While SBI has yet to release an official statement, on-chain forensics indicates that the stolen funds were routed through five instant exchanges before being deposited into tornado cash, a crypto-mixing service long associated with stolen funds through obfuscation.

Instant trading platforms such as ChangeNow or SimplesWap allow users to exchange one crypto asset for another without creating an account. This feature makes them useful for privacy, but also a tool of choice for laundering stolen crypto

Blockchain investigator Zachxbt was the first to suggest that the tactic mirrored previous RPRC-related cyberattacks, noting that the rapid multi-asset conversion and subsequent routing into the cash torad follows the same pattern as known Lazarus Group operations.

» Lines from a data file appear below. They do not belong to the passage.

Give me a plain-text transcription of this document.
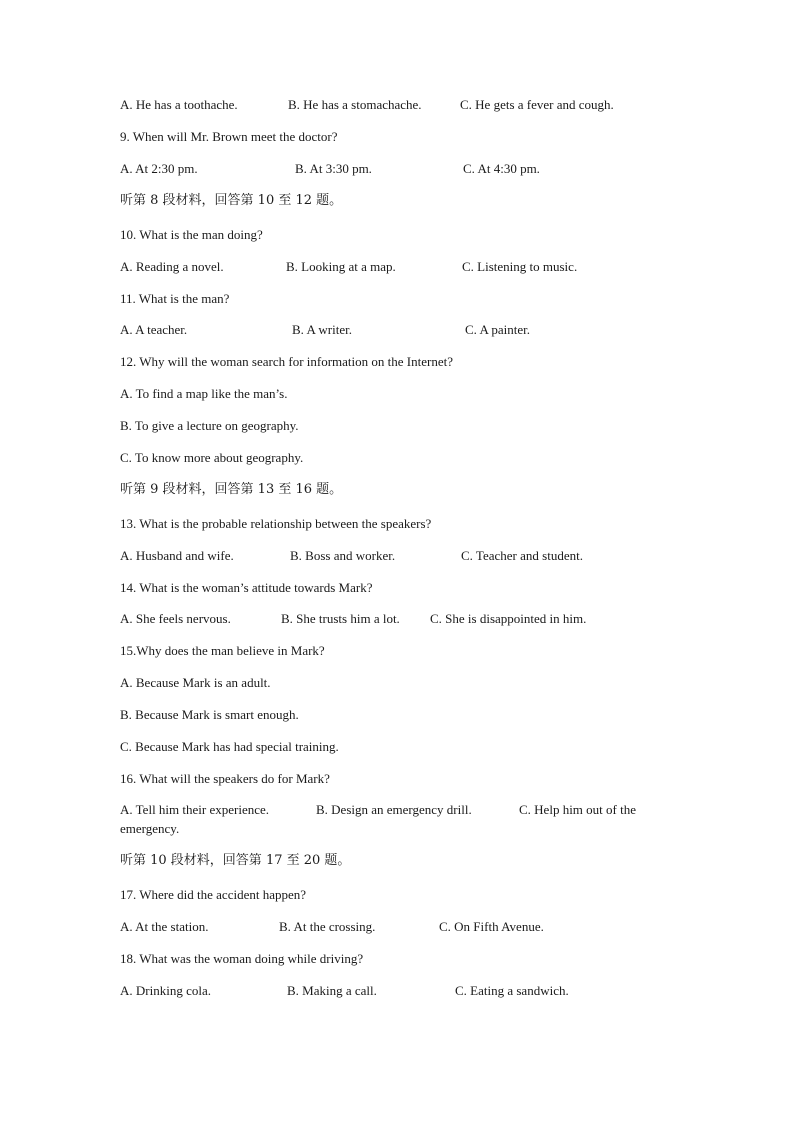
A. He has a toothache.	B. He has a stomachache.	C. He gets a fever and cough.
9. When will Mr. Brown meet the doctor?
A. At 2:30 pm.	B. At 3:30 pm.	C. At 4:30 pm.
听第 8 段材料，回答第 10 至 12 题。
10. What is the man doing?
A. Reading a novel.	B. Looking at a map.	C. Listening to music.
11. What is the man?
A. A teacher.	B. A writer.	C. A painter.
12. Why will the woman search for information on the Internet?
A. To find a map like the man’s.
B. To give a lecture on geography.
C. To know more about geography.
听第 9 段材料，回答第 13 至 16 题。
13. What is the probable relationship between the speakers?
A. Husband and wife.	B. Boss and worker.	C. Teacher and student.
14. What is the woman’s attitude towards Mark?
A. She feels nervous.	B. She trusts him a lot. C. She is disappointed in him.
15.Why does the man believe in Mark?
A. Because Mark is an adult.
B. Because Mark is smart enough.
C. Because Mark has had special training.
16. What will the speakers do for Mark?
A. Tell him their experience.	B. Design an emergency drill.	C. Help him out of the
emergency.
听第 10 段材料，回答第 17 至 20 题。
17. Where did the accident happen?
A. At the station.	B. At the crossing.	C. On Fifth Avenue.
18. What was the woman doing while driving?
A. Drinking cola.	B. Making a call.	C. Eating a sandwich.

Why it matters for Japan’s financial sector

This isn’t just another crypto hack – it’s a test case for how traditional banks can secure their digital-asset arms. Japan prides itself on strict oversight of exchanges and gatekeepers, but repeated intrusions – including the $308 million Bitcoin DMM theft in 2024 – suggest systemic weaknesses in wallet management, internal segregation and real-time monitoring.

For the SBI Group, which has invested heavily in blockchain through its SBI VC and SBI Crypto units, this breach raises uncomfortable questions about intra-group risk.
If a bank-linked institutional miner can be compromised, it calls into question the assumption that regulated infrastructure is inherently more secure than defi-native operations.

From a geopolitical perspective, the alleged North Korean link also highlights how state-backed actors target financial infrastructure as part of a broader strategy to evade sanctions and fund weapons programs. According to Chainalysis, hackers linked to RPRC have already stolen over $2 billion in crypto in 2025marking a record year for blockchain-enabled flights.

How the funds were laundered

The post-attack fund movement paints a familiar picture. On-chain analysts traced multiple transfers through five instant exchange platforms – likely chosen for their non-custodial, accountless nature – before the funds were sent to Tornado Cash for mixing.

The cash torad, sanctioned by OFAC in 2022 and was later implemented in 2025 after legal challenges, remains a lightning rod in debates about privacy and security. Although technically neutral software, its continued use by DPRK-affiliated hackers demonstrates how mixers remain essential to laundering operations, even after enforcement actions.

A model across Asia

Japan is not alone. The $1.5 billion hack in February 2025, attributed to the same unit of DPRC TraderTraitor, and previous attacks on Korean and Singaporean exchanges show that North Korea is increasing its focus on Asia-based liquidity centers.

Unlike decentralized hacks that exploit smart contract bugs, Lazarus operations rely on targeting centralized custody systems and insider tricks – the weakest human and procedural links inside otherwise secure institutions.

Looking Ahead: The Politics and Fallout of Compliance

If the award to North Korea is confirmed, the Financial Services Agency (FSA) may push for stricter reporting standards and mandatory adoption of travel region-compliant surveillance tools for crypto subsidiaries of regulated banks.

Meanwhile, the reintegration of Tornado Cash into legal circulation after its delisting in 2025 could reignite the debate over how governments balance open source neutrality with sanctions enforcement.

More broadly, the SBI case will likely accelerate efforts to treat crypto divisions as systemic banking components, not experimental side projects – requiring the same resilience, disclosure and contingency frameworks as other financial operations.

Conclusion: a warning from the future

The SBI crypto breach serves as a cautionary tale for traditional finance. As institutions expand into mining, custody, and tokenization, they inherit the full threat landscape of crypto – including theft, laundering, and state-sponsored regulatory blowback.

That this attack is definitively linked to North Korea is a clear signal: institutional participation in crypto now requires institutional-grade defenses.